Upon recovering, Negre studied graphic design at the Elisava School of Design in Barcelona, and attended the GrisArt School of Photography before coming to Art Center. After graduating with a Photography/Fine Art degree in 1995, Negre returned to Barcelona to freelance as a commercial photographer. She also created a production company that specializes in television commercials.

Having established herself commercially, Negre has recently rededicated herself to the pursuit of fine art photography. Traveling in different countries, she uses a variety of techniques and styles to communicate a warm and intimate vision of the people and places she encounters.

She continues to draw upon the technical, aesthetic and humanistic lessons she learned during her four years at Art Center, which she calls “the best years of my life.”

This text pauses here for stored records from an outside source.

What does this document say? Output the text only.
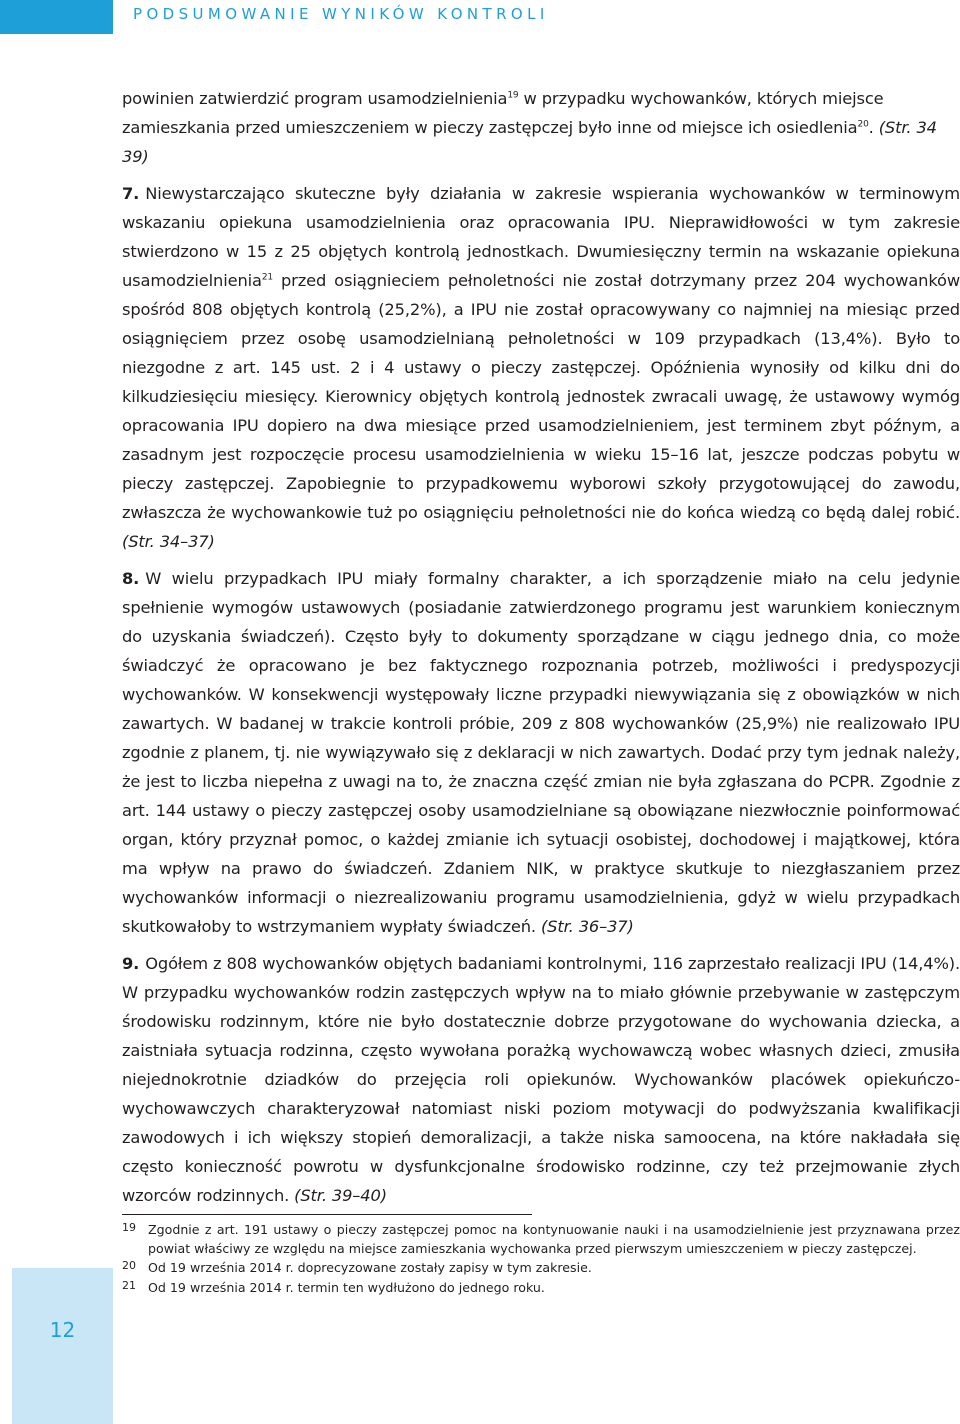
PODSUMOWANIE WYNIKÓW KONTROLI

powinien zatwierdzić program usamodzielnienia$^{19}$ w przypadku wychowanków, których miejsce zamieszkania przed umieszczeniem w pieczy zastępczej było inne od miejsce ich osiedlenia$^{20}$. (Str. 34 39)

7. Niewystarczająco skuteczne były działania w zakresie wspierania wychowanków w terminowym wskazaniu opiekuna usamodzielnienia oraz opracowania IPU. Nieprawidłowości w tym zakresie stwierdzono w 15 z 25 objętych kontrolą jednostkach. Dwumiesięczny termin na wskazanie opiekuna usamodzielnienia$^{21}$ przed osiągnieciem pełnoletności nie został dotrzymany przez 204 wychowanków spośród 808 objętych kontrolą (25,2%), a IPU nie został opracowywany co najmniej na miesiąc przed osiągnięciem przez osobę usamodzielnianą pełnoletności w 109 przypadkach (13,4%). Było to niezgodne z art. 145 ust. 2 i 4 ustawy o pieczy zastępczej. Opóźnienia wynosiły od kilku dni do kilkudziesięciu miesięcy. Kierownicy objętych kontrolą jednostek zwracali uwagę, że ustawowy wymóg opracowania IPU dopiero na dwa miesiące przed usamodzielnieniem, jest terminem zbyt późnym, a zasadnym jest rozpoczęcie procesu usamodzielnienia w wieku 15–16 lat, jeszcze podczas pobytu w pieczy zastępczej. Zapobiegnie to przypadkowemu wyborowi szkoły przygotowującej do zawodu, zwłaszcza że wychowankowie tuż po osiągnięciu pełnoletności nie do końca wiedzą co będą dalej robić. (Str. 34–37)

8. W wielu przypadkach IPU miały formalny charakter, a ich sporządzenie miało na celu jedynie spełnienie wymogów ustawowych (posiadanie zatwierdzonego programu jest warunkiem koniecznym do uzyskania świadczeń). Często były to dokumenty sporządzane w ciągu jednego dnia, co może świadczyć że opracowano je bez faktycznego rozpoznania potrzeb, możliwości i predyspozycji wychowanków. W konsekwencji występowały liczne przypadki niewywiązania się z obowiązków w nich zawartych. W badanej w trakcie kontroli próbie, 209 z 808 wychowanków (25,9%) nie realizowało IPU zgodnie z planem, tj. nie wywiązywało się z deklaracji w nich zawartych. Dodać przy tym jednak należy, że jest to liczba niepełna z uwagi na to, że znaczna część zmian nie była zgłaszana do PCPR. Zgodnie z art. 144 ustawy o pieczy zastępczej osoby usamodzielniane są obowiązane niezwłocznie poinformować organ, który przyznał pomoc, o każdej zmianie ich sytuacji osobistej, dochodowej i majątkowej, która ma wpływ na prawo do świadczeń. Zdaniem NIK, w praktyce skutkuje to niezgłaszaniem przez wychowanków informacji o niezrealizowaniu programu usamodzielnienia, gdyż w wielu przypadkach skutkowałoby to wstrzymaniem wypłaty świadczeń. (Str. 36–37)

9. Ogółem z 808 wychowanków objętych badaniami kontrolnymi, 116 zaprzestało realizacji IPU (14,4%). W przypadku wychowanków rodzin zastępczych wpływ na to miało głównie przebywanie w zastępczym środowisku rodzinnym, które nie było dostatecznie dobrze przygotowane do wychowania dziecka, a zaistniała sytuacja rodzinna, często wywołana porażką wychowawczą wobec własnych dzieci, zmusiła niejednokrotnie dziadków do przejęcia roli opiekunów. Wychowanków placówek opiekuńczo-wychowawczych charakteryzował natomiast niski poziom motywacji do podwyższania kwalifikacji zawodowych i ich większy stopień demoralizacji, a także niska samoocena, na które nakładała się często konieczność powrotu w dysfunkcjonalne środowisko rodzinne, czy też przejmowanie złych wzorców rodzinnych. (Str. 39–40)

19 Zgodnie z art. 191 ustawy o pieczy zastępczej pomoc na kontynuowanie nauki i na usamodzielnienie jest przyznawana przez powiat właściwy ze względu na miejsce zamieszkania wychowanka przed pierwszym umieszczeniem w pieczy zastępczej.
20 Od 19 września 2014 r. doprecyzowane zostały zapisy w tym zakresie.
21 Od 19 września 2014 r. termin ten wydłużono do jednego roku.
12
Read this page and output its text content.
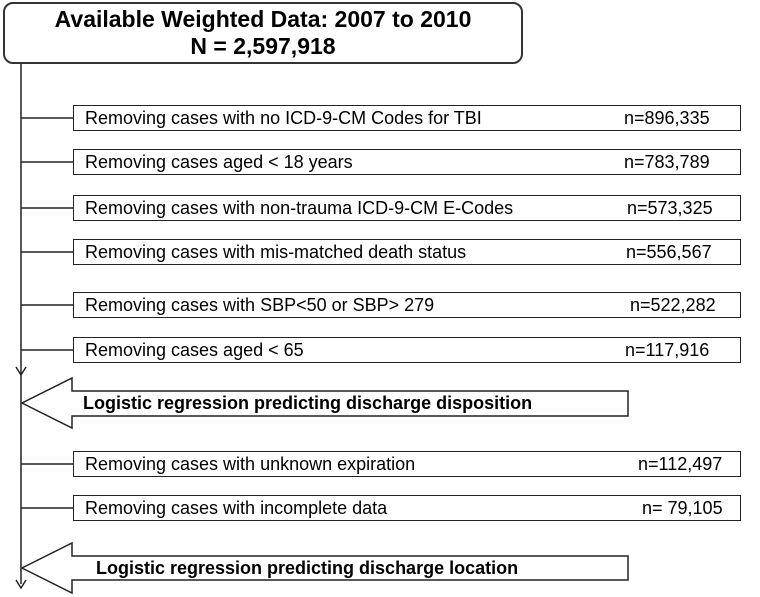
Available Weighted Data: 2007 to 2010
N = 2,597,918
Removing cases with no ICD-9-CM Codes for TBI	n=896,335
Removing cases aged < 18 years	n=783,789
Removing cases with non-trauma ICD-9-CM E-Codes	n=573,325
Removing cases with mis-matched death status	n=556,567
Removing cases with SBP<50 or SBP> 279	n=522,282
Removing cases aged < 65	n=117,916
Logistic regression predicting discharge disposition
Removing cases with unknown expiration	n=112,497
Removing cases with incomplete data	n= 79,105
Logistic regression predicting discharge location
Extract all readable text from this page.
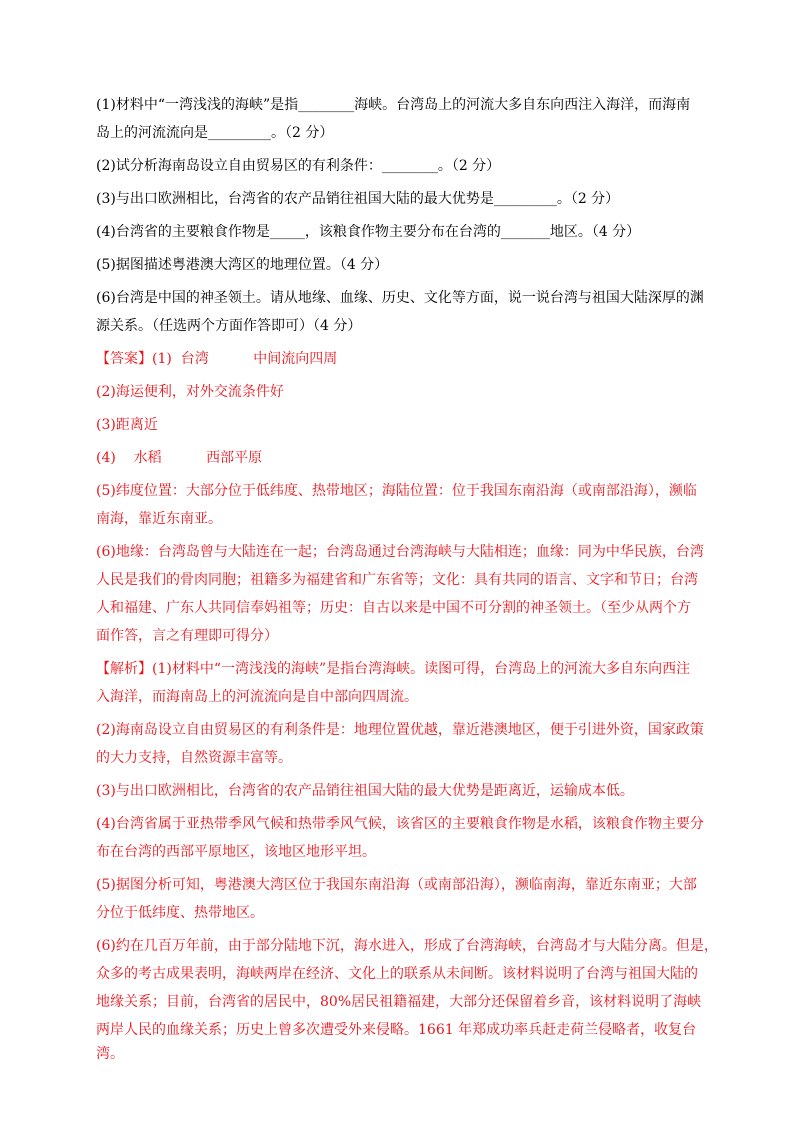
(1)材料中“一湾浅浅的海峡”是指________海峡。台湾岛上的河流大多自东向西注入海洋，而海南
岛上的河流流向是_________。（2 分）
(2)试分析海南岛设立自由贸易区的有利条件：________。（2 分）
(3)与出口欧洲相比，台湾省的农产品销往祖国大陆的最大优势是_________。（2 分）
(4)台湾省的主要粮食作物是_____，该粮食作物主要分布在台湾的_______地区。（4 分）
(5)据图描述粤港澳大湾区的地理位置。（4 分）
(6)台湾是中国的神圣领土。请从地缘、血缘、历史、文化等方面，说一说台湾与祖国大陆深厚的渊
源关系。（任选两个方面作答即可）（4 分）
【答案】(1)  台湾          中间流向四周
(2)海运便利，对外交流条件好
(3)距离近
(4)    水稻          西部平原
(5)纬度位置：大部分位于低纬度、热带地区；海陆位置：位于我国东南沿海（或南部沿海），濒临
南海，靠近东南亚。
(6)地缘：台湾岛曾与大陆连在一起；台湾岛通过台湾海峡与大陆相连；血缘：同为中华民族，台湾
人民是我们的骨肉同胞；祖籍多为福建省和广东省等；文化：具有共同的语言、文字和节日；台湾
人和福建、广东人共同信奉妈祖等；历史：自古以来是中国不可分割的神圣领土。（至少从两个方
面作答，言之有理即可得分）
【解析】(1)材料中“一湾浅浅的海峡”是指台湾海峡。读图可得，台湾岛上的河流大多自东向西注
入海洋，而海南岛上的河流流向是自中部向四周流。
(2)海南岛设立自由贸易区的有利条件是：地理位置优越，靠近港澳地区，便于引进外资，国家政策
的大力支持，自然资源丰富等。
(3)与出口欧洲相比，台湾省的农产品销往祖国大陆的最大优势是距离近，运输成本低。
(4)台湾省属于亚热带季风气候和热带季风气候，该省区的主要粮食作物是水稻，该粮食作物主要分
布在台湾的西部平原地区，该地区地形平坦。
(5)据图分析可知，粤港澳大湾区位于我国东南沿海（或南部沿海），濒临南海，靠近东南亚；大部
分位于低纬度、热带地区。
(6)约在几百万年前，由于部分陆地下沉，海水进入，形成了台湾海峡，台湾岛才与大陆分离。但是，
众多的考古成果表明，海峡两岸在经济、文化上的联系从未间断。该材料说明了台湾与祖国大陆的
地缘关系；目前，台湾省的居民中，80%居民祖籍福建，大部分还保留着乡音，该材料说明了海峡
两岸人民的血缘关系；历史上曾多次遭受外来侵略。1661 年郑成功率兵赶走荷兰侵略者，收复台湾。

Art Center: When did you realize you were destined to have a creative life?
Myriam Negre:
When I was six years old, my father gave me his Nikon. He loved photography, and he had fun teaching me how to take pictures.

But the big moment came when I was 12 and developed leukemia. That made me realize I couldn't waste time in life, that I had to do what I felt from the heart. Because I loved photography since I was very young, I knew that's what I was going to do.

AC: Has your career turned out the way you expected once you entered that world?
It was what I expected in the sense that I became confident in my technical skills, and knew that I could do any job given to me. The only thing is that, in Barcelona as in Europe, Art Center wasn't as well known as it is in the United States. So the name of the College only carried weight once they saw that my work was technically really good.

But Art Center allowed me to pursue what I wanted, which was to make a living out of photography. That was important for me because I didn't want to do something else and shoot in my spare time. Now that I've had a [commercial] career in photography, it's my personal work that really keeps me going.

AC: As someone who has lived in two different cultures, how do you see the issue of a global marketplace and the need to speak to different people?
Most of my commercial work is for Spain. But with anything that I do, whether it's commercial or personal, I try to communicate with as many people as I can. Even if the work is going to be only for Spain, I really don't care because many tourists come and they see magazines and pictures. I think it's important to learn from other cultures.

Living in the United States was beautiful because it opens your mind and you see that not everyone lives the way you do. What you think is right, maybe it's not so right for them. Here in Spain, I have a lot of friends from South America, and that is very enriching. They have a different way of feeling and of seeing things, and it's beautiful to learn from that.

AC: Do you feel that your work has its own cultural perspective?
I hope it's universal and open to everyone. We are all people. We all have the same feelings. We all want love. We all want to feel good. We all want to see things that touch us in some way. That's universal. It doesn't really have to do with being from one place or another.